« Stabiliser les prix et revenir aux équilibres fondamentaux, à savoir augmenter les exportations et baisser les importations, est l’objectif majeur de la Banque Centrale de Tunisie ». C’est l’affirmation de Marouane Abassi, nouveau gouverneur de la BCT lors de sa première sortie médiatique.
Cette rencontre avait pour objectif d’éclairer l’opinion publique sur les raisons ayant amené la BCT de relever le taux directeur de 75 points pour atteindre 5.75%. Cette mesure est supposée mettre fin à la progression inquiétante de l’inflation qui a atteint 7,1%, en février 2018, contre 6,4% en décembre 2017 et 4,6% seulement au même mois de l’année dernière. « Il n’y a pas plus dangereux que l’inflation » dit-il.

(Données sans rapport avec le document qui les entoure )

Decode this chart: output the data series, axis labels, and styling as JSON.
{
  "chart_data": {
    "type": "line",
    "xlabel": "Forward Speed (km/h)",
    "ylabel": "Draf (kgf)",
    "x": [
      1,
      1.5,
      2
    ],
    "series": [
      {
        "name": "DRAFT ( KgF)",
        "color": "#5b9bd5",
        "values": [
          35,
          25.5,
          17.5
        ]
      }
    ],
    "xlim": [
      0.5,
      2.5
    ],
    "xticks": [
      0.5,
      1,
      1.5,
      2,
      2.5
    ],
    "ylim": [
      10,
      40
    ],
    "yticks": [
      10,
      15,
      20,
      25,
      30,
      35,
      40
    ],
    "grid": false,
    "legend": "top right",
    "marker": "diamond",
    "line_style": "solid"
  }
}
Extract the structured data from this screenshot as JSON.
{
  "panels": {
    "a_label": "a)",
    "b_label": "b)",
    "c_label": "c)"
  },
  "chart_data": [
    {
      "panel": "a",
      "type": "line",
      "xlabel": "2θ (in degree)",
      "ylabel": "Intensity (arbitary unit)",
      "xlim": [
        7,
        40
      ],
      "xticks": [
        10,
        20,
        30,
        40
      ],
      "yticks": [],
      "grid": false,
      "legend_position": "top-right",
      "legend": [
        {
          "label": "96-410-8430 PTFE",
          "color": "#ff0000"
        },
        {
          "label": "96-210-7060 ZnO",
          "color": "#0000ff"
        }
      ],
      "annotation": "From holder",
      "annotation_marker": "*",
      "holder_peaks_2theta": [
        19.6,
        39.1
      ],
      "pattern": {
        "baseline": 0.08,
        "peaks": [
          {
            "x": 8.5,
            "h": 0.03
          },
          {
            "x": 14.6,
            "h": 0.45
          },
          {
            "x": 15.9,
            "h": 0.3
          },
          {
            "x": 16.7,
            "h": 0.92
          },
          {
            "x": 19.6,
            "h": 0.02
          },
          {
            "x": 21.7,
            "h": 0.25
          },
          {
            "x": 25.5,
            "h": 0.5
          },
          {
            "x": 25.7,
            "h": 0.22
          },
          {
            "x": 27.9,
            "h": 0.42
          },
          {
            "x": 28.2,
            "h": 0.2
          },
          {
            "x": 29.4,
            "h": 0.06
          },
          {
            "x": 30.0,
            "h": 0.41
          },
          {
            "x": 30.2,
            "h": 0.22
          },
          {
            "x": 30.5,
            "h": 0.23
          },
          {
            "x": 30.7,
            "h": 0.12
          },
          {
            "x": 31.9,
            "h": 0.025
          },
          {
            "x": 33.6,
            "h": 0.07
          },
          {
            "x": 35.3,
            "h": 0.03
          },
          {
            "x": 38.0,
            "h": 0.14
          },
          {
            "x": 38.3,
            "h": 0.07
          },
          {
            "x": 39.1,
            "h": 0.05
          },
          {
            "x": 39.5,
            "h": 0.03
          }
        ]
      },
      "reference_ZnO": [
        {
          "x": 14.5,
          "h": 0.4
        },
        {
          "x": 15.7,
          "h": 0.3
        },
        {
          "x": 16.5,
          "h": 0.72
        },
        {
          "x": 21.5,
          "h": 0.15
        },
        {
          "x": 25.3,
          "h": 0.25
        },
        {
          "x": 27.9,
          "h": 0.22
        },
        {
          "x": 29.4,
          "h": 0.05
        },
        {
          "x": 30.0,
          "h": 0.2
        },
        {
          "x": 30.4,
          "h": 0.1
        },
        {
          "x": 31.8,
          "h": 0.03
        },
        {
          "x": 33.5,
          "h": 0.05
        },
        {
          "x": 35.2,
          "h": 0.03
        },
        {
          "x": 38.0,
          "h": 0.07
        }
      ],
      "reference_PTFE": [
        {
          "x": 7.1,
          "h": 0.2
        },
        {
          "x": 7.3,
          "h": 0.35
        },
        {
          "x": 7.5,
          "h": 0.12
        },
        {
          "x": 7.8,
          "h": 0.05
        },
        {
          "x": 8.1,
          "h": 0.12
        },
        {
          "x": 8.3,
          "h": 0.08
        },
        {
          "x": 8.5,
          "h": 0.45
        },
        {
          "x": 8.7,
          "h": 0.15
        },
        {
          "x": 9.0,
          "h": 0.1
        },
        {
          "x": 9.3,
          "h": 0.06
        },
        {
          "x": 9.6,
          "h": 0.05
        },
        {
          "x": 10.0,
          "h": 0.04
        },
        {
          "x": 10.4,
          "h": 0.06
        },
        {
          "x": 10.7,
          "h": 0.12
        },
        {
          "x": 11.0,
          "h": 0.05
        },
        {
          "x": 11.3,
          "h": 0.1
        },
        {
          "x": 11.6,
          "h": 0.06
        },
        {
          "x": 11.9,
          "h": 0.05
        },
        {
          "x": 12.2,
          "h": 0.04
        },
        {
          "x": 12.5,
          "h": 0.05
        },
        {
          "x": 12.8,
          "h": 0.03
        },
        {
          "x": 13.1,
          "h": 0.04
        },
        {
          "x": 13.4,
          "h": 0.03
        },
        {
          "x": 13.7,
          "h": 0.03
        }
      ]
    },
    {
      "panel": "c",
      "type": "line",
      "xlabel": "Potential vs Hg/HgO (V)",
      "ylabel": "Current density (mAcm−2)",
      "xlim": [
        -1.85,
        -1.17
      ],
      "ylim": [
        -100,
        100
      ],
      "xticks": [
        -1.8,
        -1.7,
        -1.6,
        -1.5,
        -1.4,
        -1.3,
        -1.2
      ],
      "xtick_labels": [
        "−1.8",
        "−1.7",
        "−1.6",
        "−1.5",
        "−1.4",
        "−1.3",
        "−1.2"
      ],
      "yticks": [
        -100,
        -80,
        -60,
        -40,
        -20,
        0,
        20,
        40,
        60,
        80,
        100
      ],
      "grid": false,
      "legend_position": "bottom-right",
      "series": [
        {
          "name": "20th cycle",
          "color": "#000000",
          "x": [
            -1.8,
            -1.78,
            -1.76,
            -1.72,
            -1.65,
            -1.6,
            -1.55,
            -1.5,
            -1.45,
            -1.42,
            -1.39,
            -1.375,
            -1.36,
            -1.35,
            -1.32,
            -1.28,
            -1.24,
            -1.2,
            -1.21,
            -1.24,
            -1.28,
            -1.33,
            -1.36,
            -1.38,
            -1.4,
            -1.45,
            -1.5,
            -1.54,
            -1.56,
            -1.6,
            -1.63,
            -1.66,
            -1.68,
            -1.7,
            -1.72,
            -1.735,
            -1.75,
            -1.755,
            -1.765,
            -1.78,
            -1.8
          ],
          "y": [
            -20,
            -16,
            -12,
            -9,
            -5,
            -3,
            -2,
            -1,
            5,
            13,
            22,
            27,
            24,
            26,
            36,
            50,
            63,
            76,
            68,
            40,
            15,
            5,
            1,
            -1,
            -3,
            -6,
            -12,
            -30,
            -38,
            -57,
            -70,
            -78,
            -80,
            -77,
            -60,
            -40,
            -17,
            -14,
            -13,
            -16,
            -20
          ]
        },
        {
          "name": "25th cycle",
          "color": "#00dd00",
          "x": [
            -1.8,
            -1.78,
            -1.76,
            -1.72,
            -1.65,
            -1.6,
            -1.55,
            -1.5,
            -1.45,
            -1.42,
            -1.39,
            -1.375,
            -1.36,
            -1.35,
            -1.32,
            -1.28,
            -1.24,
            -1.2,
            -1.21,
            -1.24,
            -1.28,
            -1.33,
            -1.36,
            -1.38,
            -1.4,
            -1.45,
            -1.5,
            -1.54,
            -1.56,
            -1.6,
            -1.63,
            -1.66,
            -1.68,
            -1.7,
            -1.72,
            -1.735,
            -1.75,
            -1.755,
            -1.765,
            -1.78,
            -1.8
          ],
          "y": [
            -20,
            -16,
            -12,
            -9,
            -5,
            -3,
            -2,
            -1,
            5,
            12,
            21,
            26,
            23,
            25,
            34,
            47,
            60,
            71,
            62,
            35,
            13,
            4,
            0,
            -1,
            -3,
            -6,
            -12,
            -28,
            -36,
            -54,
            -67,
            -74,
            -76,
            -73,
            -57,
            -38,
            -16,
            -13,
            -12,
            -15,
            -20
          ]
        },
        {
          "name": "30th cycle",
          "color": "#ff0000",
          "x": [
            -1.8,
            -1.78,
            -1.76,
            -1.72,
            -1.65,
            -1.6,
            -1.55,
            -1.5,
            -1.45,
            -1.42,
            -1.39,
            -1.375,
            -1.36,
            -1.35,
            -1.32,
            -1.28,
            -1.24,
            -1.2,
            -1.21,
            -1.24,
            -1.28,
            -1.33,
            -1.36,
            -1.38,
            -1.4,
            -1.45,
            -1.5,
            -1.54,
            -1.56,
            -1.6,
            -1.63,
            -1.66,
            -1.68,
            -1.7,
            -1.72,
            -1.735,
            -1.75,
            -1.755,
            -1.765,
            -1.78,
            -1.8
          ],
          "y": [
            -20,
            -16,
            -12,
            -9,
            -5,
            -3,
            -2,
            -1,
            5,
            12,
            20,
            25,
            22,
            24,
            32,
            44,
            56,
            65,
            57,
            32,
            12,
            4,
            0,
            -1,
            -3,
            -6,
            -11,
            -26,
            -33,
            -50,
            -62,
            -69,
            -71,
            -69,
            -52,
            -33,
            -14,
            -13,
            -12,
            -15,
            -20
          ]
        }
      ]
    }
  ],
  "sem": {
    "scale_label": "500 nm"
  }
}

L’augmentation du taux directeur n’est pas inédite puisque depuis 2011, la BCT a procédé à 4 hausses du taux directeur effectuées entre 2012 et 2014. Selon Rym Kolsi, directeur de la politique monétaire à la BCT, ces mesures « ont permis de ramener le taux d’inflation de 5,8% en 2013 à 3,7% en moyenne en 2016 » Anticipant cette détente de l’inflation, la BCT a baissé son taux directeur, à la fin de 2015 pour soutenir la reprise économique. Sauf que nous nous retrouvons dans la même situation que 2013 mais avec une inflation plus conséquente. Dans cette même politique d’anticipation de l’inflation qui pourrait atteindre les deux chiffres dans les mois à venir, la BCT a encore agi à travers son seul instrument qui est le taux directeur d’où cette augmentation de 75points.
Selon Mme Rekik, l’inflation continuera sa progression durant cette année 2018 pour atteindre 7.2% en moyenne. Par contre l’effet de l’augmentation du taux directeur sera ressenti vers la fin de 2019 pour une inflation de 5 à 6%.
Les économistes trouveront les arguments du gouverneur de la BCT peu convaincants. Tout d’abord il faut rappeler que cette mesure n’est qu’une consigne du Fonds Monétaire International qui continue à pousser le gouvernement dans sa politique de reforme. La reforme est la condition sine qua none pour avoir l’approbation du FMI pour la troisième tranche du crédit. Rien n’est encore sûr et il faut attendre le conseil d’administration du FMI qui en décidera d’ici la fin de ce mois de mars.
Par ailleurs, les économistes diront que cette mesure d’augmenter le taux directeur serait néfaste pour les exportations d’une part et pourrait avoir un impact contraire sur l’inflation. Tout d’abord l’augmentation du taux d’intérêt pourrait avoir un impact sur les exportations des PME puisque celles-ci seront obligées d’augmenter leurs prix à l’export pour compenser les taux d’intérêts. Conséquence directe elles ne seront plus compétitives sur le marché international. Quant aux PME locales, elles compenseront cela en augmentant les prix de leur production sur le marché local, d’où une éventuelle envolée de l’inflation. Marouan Abassi aura un point de vue différent car il pense que le souci des PME n’est nullement le taux d’intérêt mais plutôt l’accès au crédit, difficile de nos jours. Le gouverneur a voulu interpeler les médias et même le gouvernement sur d’autres événements, sources d’inquiétudes et causes de la détérioration de la situation économique que nous vivons actuellement. Il s’agit du double déficit et de la balance des payements et du budget. « Il faut arrêter cette hémorragie en prenant les bonnes décisions ». Le gouverneur a cité entre autre ce qui se passe à la CPG et les millions de dinars que nous perdions à cause de cette situation. Le gouverneur de la BCT a mis le doigt sur les maux dont souffre notre économie depuis 2011 et sur l’incapacité du gouvernement à prendre les bonnes mesures pour y remédier. Quant à son mandat et qu’il soit assis sur un siège éjectable qui l’empêcherait éventuellement de prendre les décisions qui pourraient venir à l’encontre de la politique actuelle de demi-mesure. Marouan El Abassi dira que son siège éjectable ou pas, il s’est mis un agenda qui déterminera ses actions : le court terme de trois mois, le moyen terme de six mois et le long terme d’un an.